İZZET ÇETİN (Ankara) – Deniz Fenerinden
bahset.
ADALET BAKANI SADULLAH ERGİN (Devamla)
- Hiçbir inceleme ve soruşturmaya tabi olmaksızın soruşturmayı yürüten
savcılar...
AYKUT ERDOĞDU (İstanbul) – Telekom’da 2
milyar dolarlık rüşvet iddiası hakkında dava açtın mı Sayın Bakan?
ADALET BAKANI SADULLAH ERGİN (Devamla)
- ...İstanbul Başsavcısı tarafından görevden alındı ama bugün bu eleştirileri
yapanlardan, hiçbirinden bir ses çıkmadı.
AYKUT ERDOĞDU (İstanbul) – Ya... Gitti Telekom, zavallı Telekom, halkın
malı Telekom!
ADALET BAKANI SADULLAH ERGİN (Devamla)
- Neden acaba? Onlar savcı değil miydi? Onlar soruşturma yapmıyor muydu yoksa
onlar sizin alınmasını istediğiniz kişiler miydi? Onun için mi sustunuz, onun
için mi konuşmadınız? (CHP sıralarından gürültüler)
AYŞE NUR BAHÇEKAPILI (İstanbul) – Aynen
öyle yaptılar, aynen öyle!
EMİNE ÜLKER TARHAN (Ankara) – Aynı
Deniz Fenerinde sizin olduğunuz gibi Sayın Bakan, aynı Deniz Fenerindeki gibi!
ADALET BAKANI SADULLAH ERGİN (Devamla)
– Değerli milletvekilleri, Ankara Adliyesinde devam etmekte olan ve kamuoyunda
“Deniz Feneri savcıları” olarak bilinen olayda ise…
İZZET ÇETİN (Ankara) – Savcılardan
değil, Deniz Feneri davasından bahset!
ADALET BAKANI SADULLAH ERGİN (Devamla)
– …şüpheli vekillerinin şikâyeti üzerine HSYK 3. Dairesinin vermiş olduğu bir
karar var, inceleme ve gerek görülürse soruşturmaya geçme kararı. Bu karar
üzerine müfettişler inceleme başlatıyorlar, bir müddet çalıştıktan sonra
soruşturmaya geçme kararı alıyorlar.
EMİNE ÜLKER TARHAN (Ankara) – Şu,
kadını tecavüzcüsüyle evlendirmek isteyen HSYK mı Sayın Bakan?
ADALET BAKANI SADULLAH ERGİN (Devamla)
– “Efendim, Adalet Bakanı bu soruşturmaya niye izin verdi?” diye sordular.
Değerli arkadaşlar, 12 Eylül 2010
referandumundan sonra yürürlüğe giren yeni Anayasa’mıza göre oluşan HSYK’nın 3.

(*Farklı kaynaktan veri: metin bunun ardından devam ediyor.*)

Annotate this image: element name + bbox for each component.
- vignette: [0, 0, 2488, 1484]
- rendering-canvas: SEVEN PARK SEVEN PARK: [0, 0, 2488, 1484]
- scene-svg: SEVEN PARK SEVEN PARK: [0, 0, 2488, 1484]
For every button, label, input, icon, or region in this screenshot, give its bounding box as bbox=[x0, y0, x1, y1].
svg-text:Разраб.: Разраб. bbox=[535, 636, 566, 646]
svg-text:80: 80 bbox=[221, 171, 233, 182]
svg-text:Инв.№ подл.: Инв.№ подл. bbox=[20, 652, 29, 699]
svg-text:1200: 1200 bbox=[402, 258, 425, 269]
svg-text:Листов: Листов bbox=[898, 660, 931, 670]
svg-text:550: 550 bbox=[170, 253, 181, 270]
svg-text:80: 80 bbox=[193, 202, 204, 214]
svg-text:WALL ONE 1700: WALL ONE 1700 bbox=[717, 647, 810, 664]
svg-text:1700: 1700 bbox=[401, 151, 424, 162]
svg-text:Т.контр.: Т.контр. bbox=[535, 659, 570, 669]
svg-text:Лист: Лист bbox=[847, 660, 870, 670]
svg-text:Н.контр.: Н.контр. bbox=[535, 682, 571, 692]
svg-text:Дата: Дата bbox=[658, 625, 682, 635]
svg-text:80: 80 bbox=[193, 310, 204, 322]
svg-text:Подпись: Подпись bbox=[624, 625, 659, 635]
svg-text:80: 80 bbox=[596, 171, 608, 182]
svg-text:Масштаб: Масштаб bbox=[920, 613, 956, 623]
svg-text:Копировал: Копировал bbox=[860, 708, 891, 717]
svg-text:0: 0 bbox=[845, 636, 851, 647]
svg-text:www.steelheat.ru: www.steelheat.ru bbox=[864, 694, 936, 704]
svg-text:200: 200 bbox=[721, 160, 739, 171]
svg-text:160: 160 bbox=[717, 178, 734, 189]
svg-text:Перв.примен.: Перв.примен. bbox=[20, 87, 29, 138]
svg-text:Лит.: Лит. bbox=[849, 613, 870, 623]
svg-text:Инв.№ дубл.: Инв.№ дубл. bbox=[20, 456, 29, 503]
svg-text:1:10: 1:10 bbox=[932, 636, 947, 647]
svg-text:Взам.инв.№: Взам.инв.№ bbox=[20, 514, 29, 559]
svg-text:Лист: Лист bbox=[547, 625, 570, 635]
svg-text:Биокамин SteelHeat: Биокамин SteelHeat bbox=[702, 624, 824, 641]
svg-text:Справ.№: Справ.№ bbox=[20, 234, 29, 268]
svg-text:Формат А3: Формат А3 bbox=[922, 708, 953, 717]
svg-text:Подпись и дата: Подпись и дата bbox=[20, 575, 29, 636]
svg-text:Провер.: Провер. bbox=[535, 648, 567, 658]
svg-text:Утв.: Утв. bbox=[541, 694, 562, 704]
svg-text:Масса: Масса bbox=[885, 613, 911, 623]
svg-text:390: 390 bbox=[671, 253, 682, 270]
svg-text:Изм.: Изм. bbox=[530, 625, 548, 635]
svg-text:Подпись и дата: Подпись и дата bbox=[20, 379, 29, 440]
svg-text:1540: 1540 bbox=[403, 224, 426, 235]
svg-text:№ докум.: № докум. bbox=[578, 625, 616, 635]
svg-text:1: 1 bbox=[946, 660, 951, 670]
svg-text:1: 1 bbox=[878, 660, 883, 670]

Dairesi göreve başladıktan itibaren bugüne kadar 812 adet inceleme ve
soruşturma kararı vermiştir. Buraya dikkatinizi çekiyorum, 12 Eylül 2010
tarihinden itibaren tam 812 adet inceleme ve gerek görülmesi hâlinde
soruşturmaya geçilmesi kararı veriyor HSYK 3. Dairesi. Anayasa’mız gereğince bu
kararların Kurul Başkanı tarafından olura tabi tutulması gerekiyor. Bu 812
karar Kurul Başkanı olan Adalet Bakanına olura sunulmuş. Ne olmuş sonuç biliyor
musunuz? 812’sine de olur vermiş Bakan. Bir iddia varsa, bir tarafın şikâyeti
varsa, bunlar araştırılsın, incelensin, gerçekler ortaya çıksın, kimse
gerçeklerden korkmasın, kimse gerçeklerden kaçmasın diye tüm araştırma,
inceleme ve soruşturma taleplerine olur vermiştir Adalet Bakanı. (CHP
sıralarından gürültüler)
AYKUT ERDOĞDU (İstanbul) – Soruşturma
sonuçları ne olmuş?
ADALET BAKANI SADULLAH ERGİN (Devamla)
– 811 tanesine olur verip 812’ncisi HSYK’da görüşülür iken…
AYKUT ERDOĞDU (İstanbul) – Kaç tanesi
izlediğiniz soruşturma Sayın Bakan? Müfettişleriniz bağımsız mı?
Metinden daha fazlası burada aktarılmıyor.